Implement an adaptive-step-size Runge-Kutta "driver"-routine wchich advances the solution from a to b (by calling rkstep with appropriate step-sizes) keeping the specified relative, eps, and absolute, acc, precision:

function driver(f,a,b,y0,acc,eps,h){
   if(a>=b) return y0;
   if(a+h>b) h=b-a;
   trial=rkstep(f,a,y0,h); y1=trial[0]; err=trial[1];
   tol=(eps*Math.abs(y1)+acc)*Math.sqrt(h/(b-a));
   if(err>0) newh=h*Math.pow((tol/err),0.2)*0.95; else newh=2*h;
   if(err<tol) {
      a=a+h;
      return driver(f,a,b,y1,acc,eps,newh); }
   else {
      return driver(f,a,b,y0,acc,eps,newh); }
}

Here is a Haskell example.

Implement a Prediction-Correction method with adaptive step-size for a single first order differential equation.
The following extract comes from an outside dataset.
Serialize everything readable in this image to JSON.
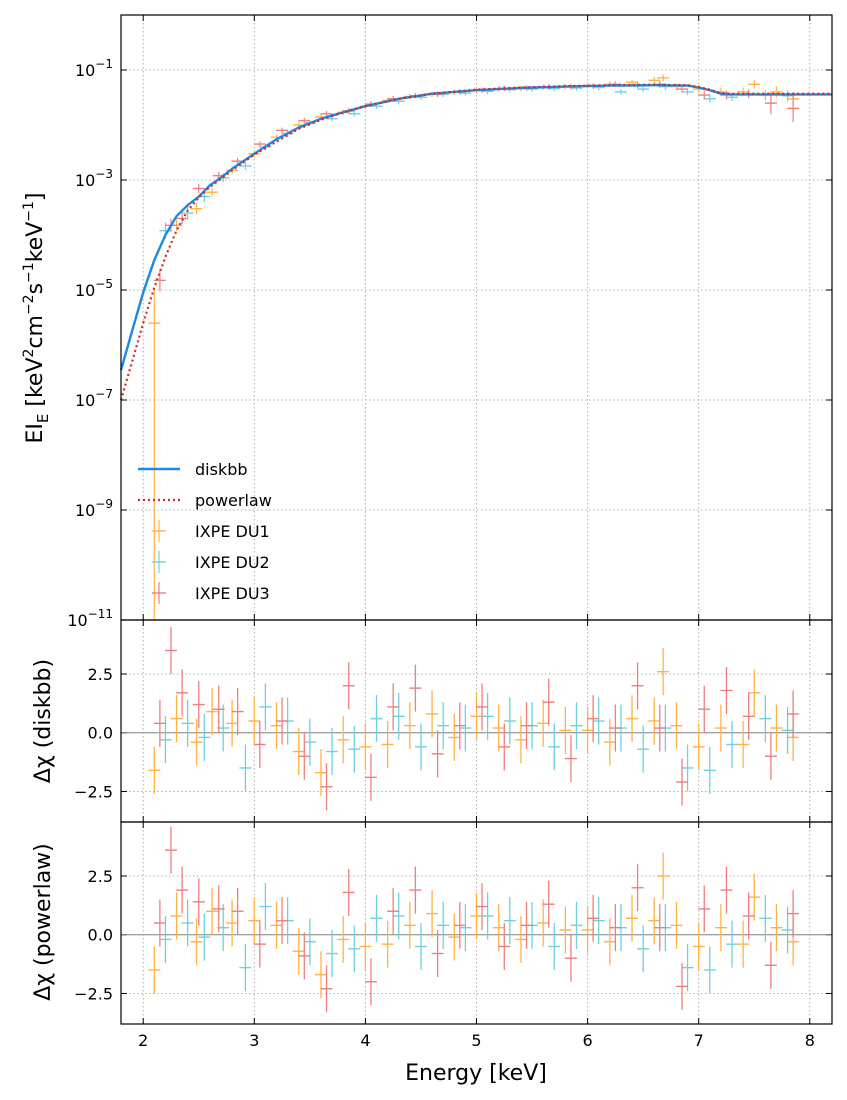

Here is a Fortran and a JavaScript example.
Generalize your routine for systems of ordinary differential equations. Here is a Haskell example.
Make your routine remember the points (x,y) it calculated along the way. Here is a Haskell example.
For a system y'=f(x) compare the effectiveness of your adapt routine with your Runge-Kutta and your Prediction-Correction routines.